Wolfgang Müller von der ›Tödlichen Doris‹ hatte uns zur Nackt!-Benefiz von manCheck eingeladen. Jan, der die Veranstaltung mit organisiert hat, erwartete uns vor dem SO36 in Kreuzberg und begleitete uns Backstage. Solche höfliche Aufmerksamkeit ist ungewohnt. Dort trafen wir Diana Dart, die erst vorgestern bei uns war anläßlich einer kleinen Soireé zur Bildertausch-Ausstellung von Martin Eberle. Wir wußten von ihr, daß sie Künstlerin ist und die Puppen zur Sigmund-Freud-Ausstellung im Jüdischen Museum gemacht hat. Jetzt erfuhren wir, daß sie auch eine der bekanntesten Berliner DJanes ist. Auch mit den anderen Musikerinnen und Musikern, denen, die wir kannten wie Françoise Cactus und Brezel Göring, und denen, die wir gerade erst kennengelernt hatten, fühlten wir uns – so platt es klingt – wie in einer Familien-Kohorte. Namosh wählte uns dann auch gleich als ›Eltern‹-Figuren für einen Song aus.

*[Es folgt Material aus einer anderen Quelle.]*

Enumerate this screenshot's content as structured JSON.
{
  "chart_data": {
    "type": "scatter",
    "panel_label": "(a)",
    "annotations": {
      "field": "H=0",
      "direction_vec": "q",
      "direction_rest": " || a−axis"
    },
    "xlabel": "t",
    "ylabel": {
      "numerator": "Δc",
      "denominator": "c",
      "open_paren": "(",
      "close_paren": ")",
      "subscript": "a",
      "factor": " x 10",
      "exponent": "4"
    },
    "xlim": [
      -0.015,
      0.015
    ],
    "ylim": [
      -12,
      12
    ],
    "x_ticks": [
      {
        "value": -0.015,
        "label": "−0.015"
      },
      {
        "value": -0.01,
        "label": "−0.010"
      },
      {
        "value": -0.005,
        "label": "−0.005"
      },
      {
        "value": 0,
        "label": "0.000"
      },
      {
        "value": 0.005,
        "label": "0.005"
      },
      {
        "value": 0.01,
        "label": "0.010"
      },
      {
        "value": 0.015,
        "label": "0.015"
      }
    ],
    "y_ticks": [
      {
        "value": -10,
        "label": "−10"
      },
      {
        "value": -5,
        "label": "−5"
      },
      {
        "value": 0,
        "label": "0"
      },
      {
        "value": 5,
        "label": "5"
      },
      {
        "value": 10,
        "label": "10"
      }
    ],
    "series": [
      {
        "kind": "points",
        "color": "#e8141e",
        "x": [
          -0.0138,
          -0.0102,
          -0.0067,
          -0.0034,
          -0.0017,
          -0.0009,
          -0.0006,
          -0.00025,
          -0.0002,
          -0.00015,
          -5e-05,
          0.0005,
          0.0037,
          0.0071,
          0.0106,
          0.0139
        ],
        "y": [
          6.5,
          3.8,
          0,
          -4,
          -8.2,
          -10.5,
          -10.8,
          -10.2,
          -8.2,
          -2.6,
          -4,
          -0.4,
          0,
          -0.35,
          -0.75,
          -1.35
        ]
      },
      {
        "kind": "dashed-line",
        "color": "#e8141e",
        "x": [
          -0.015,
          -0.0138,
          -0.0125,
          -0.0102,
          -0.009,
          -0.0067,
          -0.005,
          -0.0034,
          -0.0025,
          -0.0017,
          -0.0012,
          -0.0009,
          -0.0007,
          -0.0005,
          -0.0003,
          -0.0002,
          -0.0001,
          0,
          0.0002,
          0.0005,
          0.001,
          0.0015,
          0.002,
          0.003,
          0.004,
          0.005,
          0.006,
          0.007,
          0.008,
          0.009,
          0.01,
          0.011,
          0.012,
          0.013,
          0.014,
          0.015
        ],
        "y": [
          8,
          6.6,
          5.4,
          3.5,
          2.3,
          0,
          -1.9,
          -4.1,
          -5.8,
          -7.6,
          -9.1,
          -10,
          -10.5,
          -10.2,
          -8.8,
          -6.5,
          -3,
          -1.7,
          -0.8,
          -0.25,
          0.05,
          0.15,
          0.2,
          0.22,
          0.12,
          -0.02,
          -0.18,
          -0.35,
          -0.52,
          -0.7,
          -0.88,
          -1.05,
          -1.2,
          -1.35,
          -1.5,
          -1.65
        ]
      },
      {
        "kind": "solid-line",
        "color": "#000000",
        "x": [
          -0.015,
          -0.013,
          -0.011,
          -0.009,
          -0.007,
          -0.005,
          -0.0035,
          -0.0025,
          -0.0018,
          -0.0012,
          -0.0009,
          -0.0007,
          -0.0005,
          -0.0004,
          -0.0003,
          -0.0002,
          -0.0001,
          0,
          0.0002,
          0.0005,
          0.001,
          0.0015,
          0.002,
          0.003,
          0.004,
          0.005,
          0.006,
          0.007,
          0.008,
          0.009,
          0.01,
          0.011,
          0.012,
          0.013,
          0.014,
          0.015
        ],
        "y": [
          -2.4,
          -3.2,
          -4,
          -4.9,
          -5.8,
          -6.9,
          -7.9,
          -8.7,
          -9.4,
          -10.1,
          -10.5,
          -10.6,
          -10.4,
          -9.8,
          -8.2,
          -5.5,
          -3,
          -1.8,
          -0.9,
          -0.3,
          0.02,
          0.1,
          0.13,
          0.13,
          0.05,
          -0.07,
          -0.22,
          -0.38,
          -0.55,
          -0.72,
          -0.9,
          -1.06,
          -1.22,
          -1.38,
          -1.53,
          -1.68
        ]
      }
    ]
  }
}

Nach der Travestie-Diseuse Zazi de Paris, dem Auftritt von Electronicat! und der Amazone Bianca Butternut, die mit schöner klarer Stimme Country sang, nahmen wir bei Wolfgang Müller in einer Bühnenecke Platz, wie im Wohnzimmer mit Sofa, Stehlampe und Couchtisch.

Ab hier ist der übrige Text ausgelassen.